UBS juga memperkirakan serangan ransomware dengan motif keuntungan finansial masih akan terus naik di 2023. Tak cukup sekali ransomware, variasi serangan ini diperkirakan makin marak dengan melakukan pemerasan kedua bahkan ketiga. Perangkat Internet of Things (IoT) dan operasional lain menjadi celah baru bagi penjahat siber.
Rantai pasokan (supply chain) pun rentan, sehingga menjadi celah masuk lain para peretas. Model peretasan C2 (command and control) juga masih akan marak. Para penjahat siber juga akan memanfaatkan model AI seperti ChatGPT untuk melakukan serangan social engineering. Bahkan, model peretasan ini kerap berkembang dengan menyebarkan disinformasi politik atau finansial terlebih dulu.
Untuk itu, keamanan siber perlu ditingkatkan dengan keamanan yang berlapis. Pertama, identifikasi risiko dan kelemahan yang mungkin dapat diserang dengan mengenali titik lemah, melihat konteks serangan, menyelia jejaring distribusi penyerangan, dan mengetahui kapan kemungkinan serangan akan dilakukan.
Kedua, tim TI juga perlu mengurangi titik-titik, melakukan pengawasan, dan manajemen penambalan lubang keamanan. Terakhir, membuat mitigasi bencana dengan membuat dan memperbarui petunjuk mitigasi, pendidikan dan pelatihan, serta mengevaluasi ketahanan siber perusahaan.
Penutup
Menurut Nick, seiring dengan semakin banyak aktivitas yang dilakukan dalam jaringan, isu keamanan siber menjadi makin kritis. Namun, kepatuhan pada aturan keamanan siber saja tidak cukup untuk menghadapi variasi dan kecanggihan serangan siber saat ini.
“Meskipun kepatuhan terhadap peraturan dan standar keamanan dunia maya itu penting, memahami prinsip dasar dan praktik terbaik akan membantu Anda melindungi diri dari ancaman dunia maya.”

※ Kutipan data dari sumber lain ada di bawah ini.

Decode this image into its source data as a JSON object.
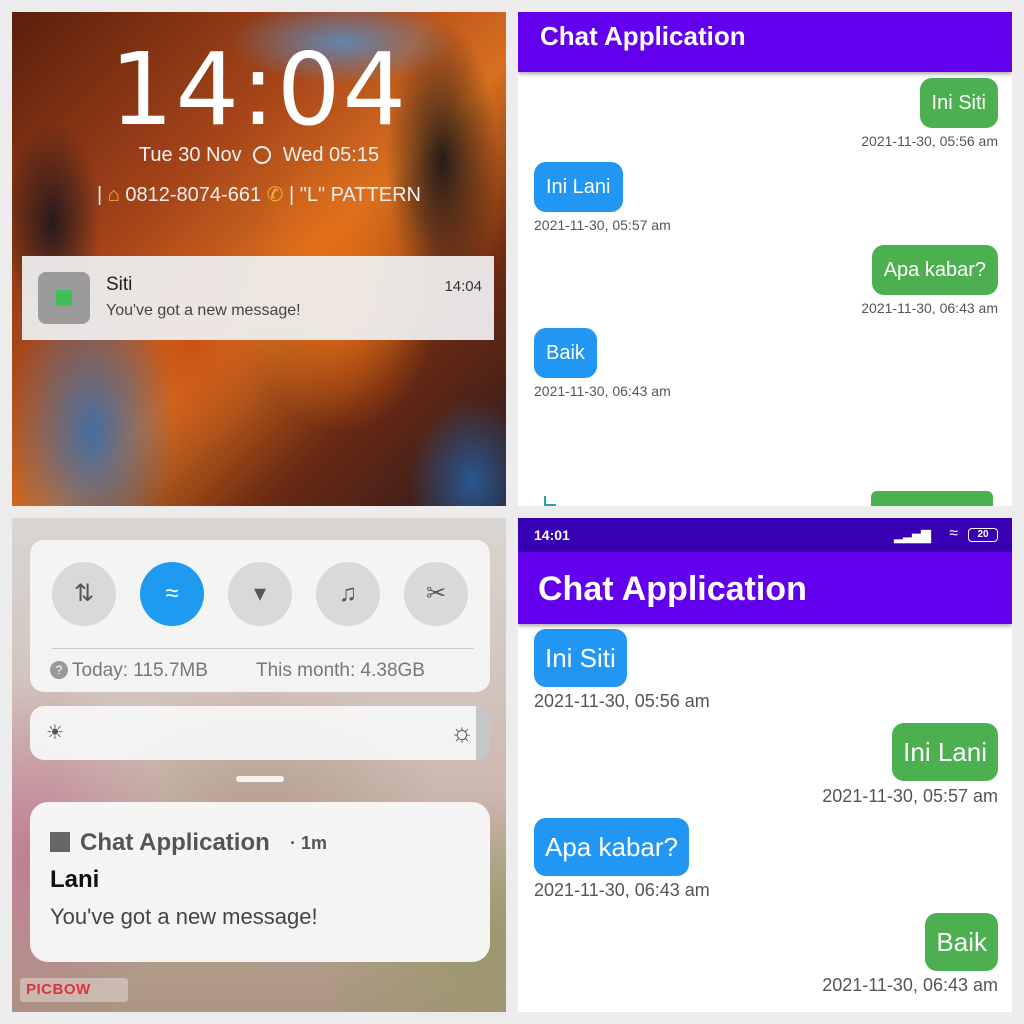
{
  "lock_screen": {
    "clock": "14:04",
    "date": "Tue 30 Nov",
    "alarm": "Wed 05:15",
    "owner_phone": "0812-8074-661",
    "pattern_hint": "\"L\" PATTERN",
    "notification": {
      "sender": "Siti",
      "message": "You've got a new message!",
      "time": "14:04"
    }
  },
  "chat_small": {
    "title": "Chat Application",
    "messages": [
      {
        "text": "Ini Siti",
        "time": "2021-11-30, 05:56 am",
        "side": "right",
        "color": "#4caf50"
      },
      {
        "text": "Ini Lani",
        "time": "2021-11-30, 05:57 am",
        "side": "left",
        "color": "#2196f3"
      },
      {
        "text": "Apa kabar?",
        "time": "2021-11-30, 06:43 am",
        "side": "right",
        "color": "#4caf50"
      },
      {
        "text": "Baik",
        "time": "2021-11-30, 06:43 am",
        "side": "left",
        "color": "#2196f3"
      }
    ]
  },
  "notification_shade": {
    "tiles": [
      "data-toggle-icon",
      "wifi-icon",
      "flashlight-icon",
      "bell-icon",
      "screenshot-icon"
    ],
    "usage_today": "Today: 115.7MB",
    "usage_month": "This month: 4.38GB",
    "notification": {
      "app": "Chat Application",
      "age": "· 1m",
      "sender": "Lani",
      "message": "You've got a new message!"
    },
    "watermark": "PICBOW"
  },
  "chat_large": {
    "status_time": "14:01",
    "battery": "20",
    "title": "Chat Application",
    "messages": [
      {
        "text": "Ini Siti",
        "time": "2021-11-30, 05:56 am",
        "side": "left",
        "color": "#2196f3"
      },
      {
        "text": "Ini Lani",
        "time": "2021-11-30, 05:57 am",
        "side": "right",
        "color": "#4caf50"
      },
      {
        "text": "Apa kabar?",
        "time": "2021-11-30, 06:43 am",
        "side": "left",
        "color": "#2196f3"
      },
      {
        "text": "Baik",
        "time": "2021-11-30, 06:43 am",
        "side": "right",
        "color": "#4caf50"
      }
    ]
  },
  "colors": {
    "app_bar": "#6200ee",
    "status_bar": "#3700b3",
    "bubble_green": "#4caf50",
    "bubble_blue": "#2196f3"
  }
}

Kolaborasi juga penting dalam keamanan siber. Organisasi, perusahaan, pemerintah dan organisasi internasional perlu merapatkan barisan, berbagi informasi tentang ancaman dan kerentanan terbaru, bersama-sama mengembangkan strategi yang efektif untuk mencegah dan menghadapi serangan dunia maya.
Lebih lanjut, Mohit sepakat bahwa kerjasama menjadi hal utama untuk membangun komunitas yang kuat dan suportif dalam menghadapi bahaya penjahat siber. Sehingga, komunitas TI dapat mengatasi tantangan, beradaptasi dengan perubahan, dan bangkit dari keterpurukan bersama-sama.